# A Triangle inequality question

1. Jun 21, 2016

### LagrangeEuler

In the derivation of triangle inequality $$|(x,y)| \leq ||x|| ||y||$$ one use some $z=x-ty$ where $t$ is real number. And then from $(z,z) \geq 0$ one gets quadratic inequality
$$||x||^2+||y||^2t^2-2tRe(x,y) \geq 0$$
And from here they said that discriminant of quadratic equation
$$D=4(Re(x,y))^2-4 ||y||^2|x||^2 \leq 0$$
Could you explain me why $<$ sign in discriminant relation? When discriminant is less then zero solutions are complex conjugate numbers.
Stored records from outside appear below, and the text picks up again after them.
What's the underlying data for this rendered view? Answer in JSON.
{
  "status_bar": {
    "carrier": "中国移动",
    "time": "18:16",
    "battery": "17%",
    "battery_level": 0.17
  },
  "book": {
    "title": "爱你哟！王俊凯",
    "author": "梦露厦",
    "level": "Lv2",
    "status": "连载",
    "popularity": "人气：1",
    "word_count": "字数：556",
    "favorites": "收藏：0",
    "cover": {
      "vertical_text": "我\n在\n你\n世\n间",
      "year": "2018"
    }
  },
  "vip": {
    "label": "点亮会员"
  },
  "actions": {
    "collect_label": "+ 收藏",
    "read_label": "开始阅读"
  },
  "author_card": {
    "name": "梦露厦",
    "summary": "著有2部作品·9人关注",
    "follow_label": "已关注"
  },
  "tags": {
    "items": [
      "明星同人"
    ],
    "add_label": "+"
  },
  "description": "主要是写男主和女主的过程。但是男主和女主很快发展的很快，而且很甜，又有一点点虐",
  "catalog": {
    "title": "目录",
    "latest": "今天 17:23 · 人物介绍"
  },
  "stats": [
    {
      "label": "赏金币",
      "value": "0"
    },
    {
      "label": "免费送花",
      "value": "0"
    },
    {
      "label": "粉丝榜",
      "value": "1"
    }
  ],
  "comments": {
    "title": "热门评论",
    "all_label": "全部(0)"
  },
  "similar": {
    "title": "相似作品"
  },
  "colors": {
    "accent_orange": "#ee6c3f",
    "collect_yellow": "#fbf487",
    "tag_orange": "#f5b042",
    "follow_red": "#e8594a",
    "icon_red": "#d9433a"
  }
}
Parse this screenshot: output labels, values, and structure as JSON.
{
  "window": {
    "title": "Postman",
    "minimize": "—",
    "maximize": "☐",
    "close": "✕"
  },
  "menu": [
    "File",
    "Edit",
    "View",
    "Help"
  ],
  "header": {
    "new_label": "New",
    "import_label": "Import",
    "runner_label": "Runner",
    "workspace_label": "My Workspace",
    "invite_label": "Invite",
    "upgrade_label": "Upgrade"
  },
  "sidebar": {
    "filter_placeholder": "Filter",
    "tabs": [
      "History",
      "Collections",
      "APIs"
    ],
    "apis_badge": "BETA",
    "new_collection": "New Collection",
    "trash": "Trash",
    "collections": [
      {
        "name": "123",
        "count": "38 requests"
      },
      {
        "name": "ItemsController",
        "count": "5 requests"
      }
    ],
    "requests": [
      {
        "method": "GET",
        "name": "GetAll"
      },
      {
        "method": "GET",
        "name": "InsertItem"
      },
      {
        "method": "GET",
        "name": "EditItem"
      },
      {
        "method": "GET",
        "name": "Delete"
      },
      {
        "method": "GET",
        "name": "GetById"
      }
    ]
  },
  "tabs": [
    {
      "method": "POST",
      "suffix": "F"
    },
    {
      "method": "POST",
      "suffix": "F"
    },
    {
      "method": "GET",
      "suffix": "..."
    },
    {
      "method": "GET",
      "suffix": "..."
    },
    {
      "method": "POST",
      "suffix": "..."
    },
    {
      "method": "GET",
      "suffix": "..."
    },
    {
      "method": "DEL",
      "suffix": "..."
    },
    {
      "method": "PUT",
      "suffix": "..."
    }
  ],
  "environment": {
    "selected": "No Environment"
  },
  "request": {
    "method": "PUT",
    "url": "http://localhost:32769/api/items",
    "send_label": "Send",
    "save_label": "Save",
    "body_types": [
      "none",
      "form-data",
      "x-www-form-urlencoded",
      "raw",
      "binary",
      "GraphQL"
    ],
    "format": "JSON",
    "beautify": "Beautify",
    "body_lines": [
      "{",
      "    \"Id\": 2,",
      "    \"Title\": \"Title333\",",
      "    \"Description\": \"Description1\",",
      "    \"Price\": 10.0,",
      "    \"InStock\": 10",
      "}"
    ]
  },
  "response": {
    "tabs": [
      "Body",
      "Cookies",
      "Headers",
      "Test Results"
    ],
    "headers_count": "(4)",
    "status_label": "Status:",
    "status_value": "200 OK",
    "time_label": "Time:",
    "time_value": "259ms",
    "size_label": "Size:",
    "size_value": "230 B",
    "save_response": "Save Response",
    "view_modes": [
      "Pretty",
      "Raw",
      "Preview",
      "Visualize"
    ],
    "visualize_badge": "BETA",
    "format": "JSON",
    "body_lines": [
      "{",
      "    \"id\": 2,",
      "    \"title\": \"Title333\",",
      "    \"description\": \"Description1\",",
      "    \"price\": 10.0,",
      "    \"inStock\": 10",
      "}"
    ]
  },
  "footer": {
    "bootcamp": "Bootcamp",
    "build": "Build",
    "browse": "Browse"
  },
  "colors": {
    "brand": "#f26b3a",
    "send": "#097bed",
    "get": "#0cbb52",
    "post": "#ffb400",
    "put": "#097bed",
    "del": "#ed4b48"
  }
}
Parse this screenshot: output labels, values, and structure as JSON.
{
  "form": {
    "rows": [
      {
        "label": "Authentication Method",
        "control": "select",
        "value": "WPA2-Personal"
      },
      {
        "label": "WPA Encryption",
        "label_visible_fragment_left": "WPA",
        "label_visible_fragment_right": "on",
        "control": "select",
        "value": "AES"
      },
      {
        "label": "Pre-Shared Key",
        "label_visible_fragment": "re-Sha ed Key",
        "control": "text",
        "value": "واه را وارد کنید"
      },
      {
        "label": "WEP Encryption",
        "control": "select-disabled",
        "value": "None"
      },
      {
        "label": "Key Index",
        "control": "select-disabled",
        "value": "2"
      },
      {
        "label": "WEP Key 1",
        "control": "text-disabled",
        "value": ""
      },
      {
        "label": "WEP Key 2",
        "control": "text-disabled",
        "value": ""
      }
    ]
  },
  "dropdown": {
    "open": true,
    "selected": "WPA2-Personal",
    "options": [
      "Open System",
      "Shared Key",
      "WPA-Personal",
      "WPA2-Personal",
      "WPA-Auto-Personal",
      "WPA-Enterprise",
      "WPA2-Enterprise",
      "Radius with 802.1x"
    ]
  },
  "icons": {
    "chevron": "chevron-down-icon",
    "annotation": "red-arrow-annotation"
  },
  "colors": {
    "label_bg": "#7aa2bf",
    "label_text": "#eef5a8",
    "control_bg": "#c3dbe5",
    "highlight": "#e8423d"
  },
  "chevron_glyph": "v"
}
But I still do not understand the discussed inequality. What about for example in case
$$||x||^2+||y||^2t^2-2tRe(x,y) \leq 0$$?

2. Jun 21, 2016

### blue_leaf77

$$||x||^2+||y||^2t^2-2tRe(x,y) \geq 0$$
must always be zero or positive for all real $t$. This means the function $f(t)=||x||^2+||y||^2t^2-2tRe(x,y)$ must always be above the $t$ axis, which further implies that it can have at most one solution (which occurs when the minimum of this function touches the $t$ axis): one solution or no solution at all. In terms of the discrimant, the discrimant of $f(t)$ is either zero or negative.